1. Overview

Centralized cache management in HDFS is an explicit caching mechanism that enables you to specify paths to directories or files that will be cached by HDFS. The NameNode will communicate with DataNodes that have the desired blocks available on disk, and instruct the DataNodes to cache the blocks in off-heap caches.

Centralized cache management in HDFS offers many significant advantages:

  • Explicit pinning prevents frequently used data from being evicted from memory. This is particularly important when the size of the working set exceeds the size of main memory, which is common for many HDFS workloads.

  • Because DataNode caches are managed by the NameNode, applications can query the set of cached block locations when making task placement decisions.

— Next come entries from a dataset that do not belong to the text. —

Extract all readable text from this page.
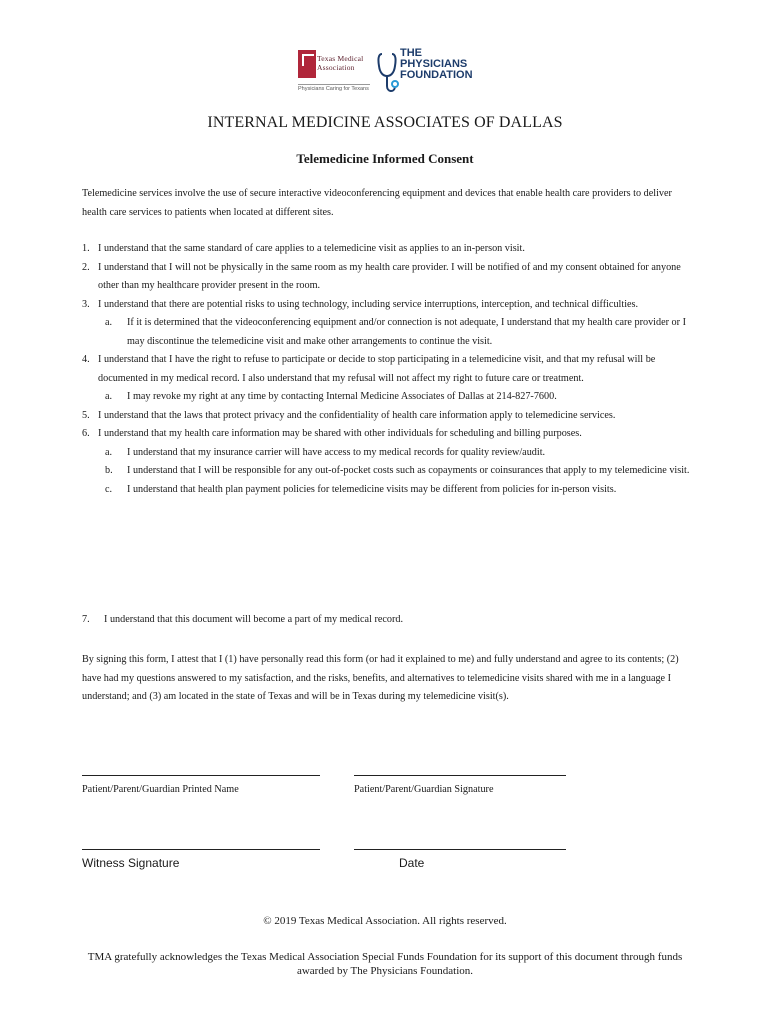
Texas Medical
Association
Physicians Caring for Texans
THE
PHYSICIANS
FOUNDATION
INTERNAL MEDICINE ASSOCIATES OF DALLAS
Telemedicine Informed Consent
Telemedicine services involve the use of secure interactive videoconferencing equipment and devices that enable health care providers to deliver health care services to patients when located at different sites.
1. I understand that the same standard of care applies to a telemedicine visit as applies to an in-person visit.
2. I understand that I will not be physically in the same room as my health care provider. I will be notified of and my consent obtained for anyone other than my healthcare provider present in the room.
3. I understand that there are potential risks to using technology, including service interruptions, interception, and technical difficulties.
a. If it is determined that the videoconferencing equipment and/or connection is not adequate, I understand that my health care provider or I may discontinue the telemedicine visit and make other arrangements to continue the visit.
4. I understand that I have the right to refuse to participate or decide to stop participating in a telemedicine visit, and that my refusal will be documented in my medical record. I also understand that my refusal will not affect my right to future care or treatment.
a. I may revoke my right at any time by contacting Internal Medicine Associates of Dallas at 214-827-7600.
5. I understand that the laws that protect privacy and the confidentiality of health care information apply to telemedicine services.
6. I understand that my health care information may be shared with other individuals for scheduling and billing purposes.
a. I understand that my insurance carrier will have access to my medical records for quality review/audit.
b. I understand that I will be responsible for any out-of-pocket costs such as copayments or coinsurances that apply to my telemedicine visit.
c. I understand that health plan payment policies for telemedicine visits may be different from policies for in-person visits.
7. I understand that this document will become a part of my medical record.
By signing this form, I attest that I (1) have personally read this form (or had it explained to me) and fully understand and agree to its contents; (2) have had my questions answered to my satisfaction, and the risks, benefits, and alternatives to telemedicine visits shared with me in a language I understand; and (3) am located in the state of Texas and will be in Texas during my telemedicine visit(s).
Patient/Parent/Guardian Printed Name	Patient/Parent/Guardian Signature
Witness Signature	Date
© 2019 Texas Medical Association. All rights reserved.
TMA gratefully acknowledges the Texas Medical Association Special Funds Foundation for its support of this document through funds awarded by The Physicians Foundation.
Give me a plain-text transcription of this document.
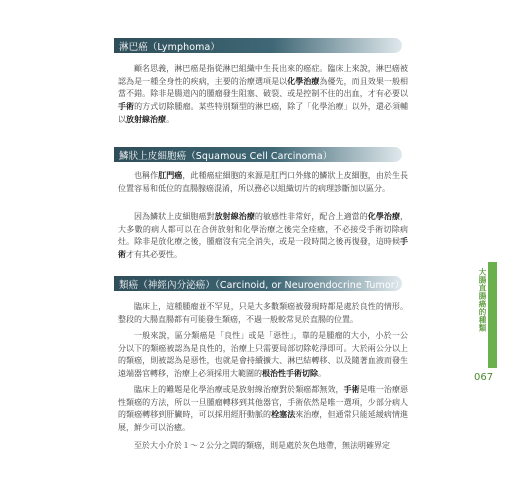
淋巴癌（Lymphoma）
顧名思義，淋巴癌是指從淋巴組織中生長出來的癌症。臨床上來說，淋巴癌被認為是一種全身性的疾病，主要的治療選項是以化學治療為優先，而且效果一般相當不錯。除非是腸道內的腫瘤發生阻塞、破裂、或是控制不住的出血，才有必要以手術的方式切除腫瘤。某些特別類型的淋巴癌，除了「化學治療」以外，還必須輔以放射線治療。
鱗狀上皮細胞癌（Squamous Cell Carcinoma）
也稱作肛門癌，此種癌症細胞的來源是肛門口外緣的鱗狀上皮細胞，由於生長位置容易和低位的直腸腺癌混淆，所以務必以組織切片的病理診斷加以區分。
因為鱗狀上皮細胞癌對放射線治療的敏感性非常好，配合上適當的化學治療，大多數的病人都可以在合併放射和化學治療之後完全痊癒，不必接受手術切除病灶。除非是放化療之後，腫瘤沒有完全消失，或是一段時間之後再復發，這時候手術才有其必要性。
類癌（神經內分泌癌）（Carcinoid, or Neuroendocrine Tumor）
臨床上，這種腫瘤並不罕見，只是大多數類癌被發現時都是處於良性的情形。整段的大腸直腸都有可能發生類癌，不過一般較常見於直腸的位置。
一般來說，區分類癌是「良性」或是「惡性」，靠的是腫瘤的大小，小於一公分以下的類癌被認為是良性的，治療上只需要局部切除乾淨即可。大於兩公分以上的類癌，則被認為是惡性，也就是會持續擴大、淋巴結轉移、以及隨著血液而發生遠端器官轉移，治療上必須採用大範圍的根治性手術切除。
臨床上的難題是化學治療或是放射線治療對於類癌都無效，手術是唯一治療惡性類癌的方法，所以一旦腫瘤轉移到其他器官，手術依然是唯一選項，少部分病人的類癌轉移到肝臟時，可以採用經肝動脈的栓塞法來治療，但通常只能延緩病情進展，鮮少可以治癒。
至於大小介於１～２公分之間的類癌，則是處於灰色地帶，無法明確界定
大腸直腸癌的種類
067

Co-locating a task with a cached block replica improves read performance.

  • When a block has been cached by a DataNode, clients can use a new, more efficient, zero-copy read API. Since checksum verification of cached data is done once by the DataNode, clients can incur essentially zero overhead when using this new API.

  • Centralized caching can improve overall cluster memory utilization. When relying on the Operating System (OS) buffer cache on each DataNode, repeated reads of a block will result in all <n> replicas of the block being pulled into the buffer cache. With centralized cache management, you can explicitly pin only <m> of the <n> replicas, thereby saving <n-m> memory.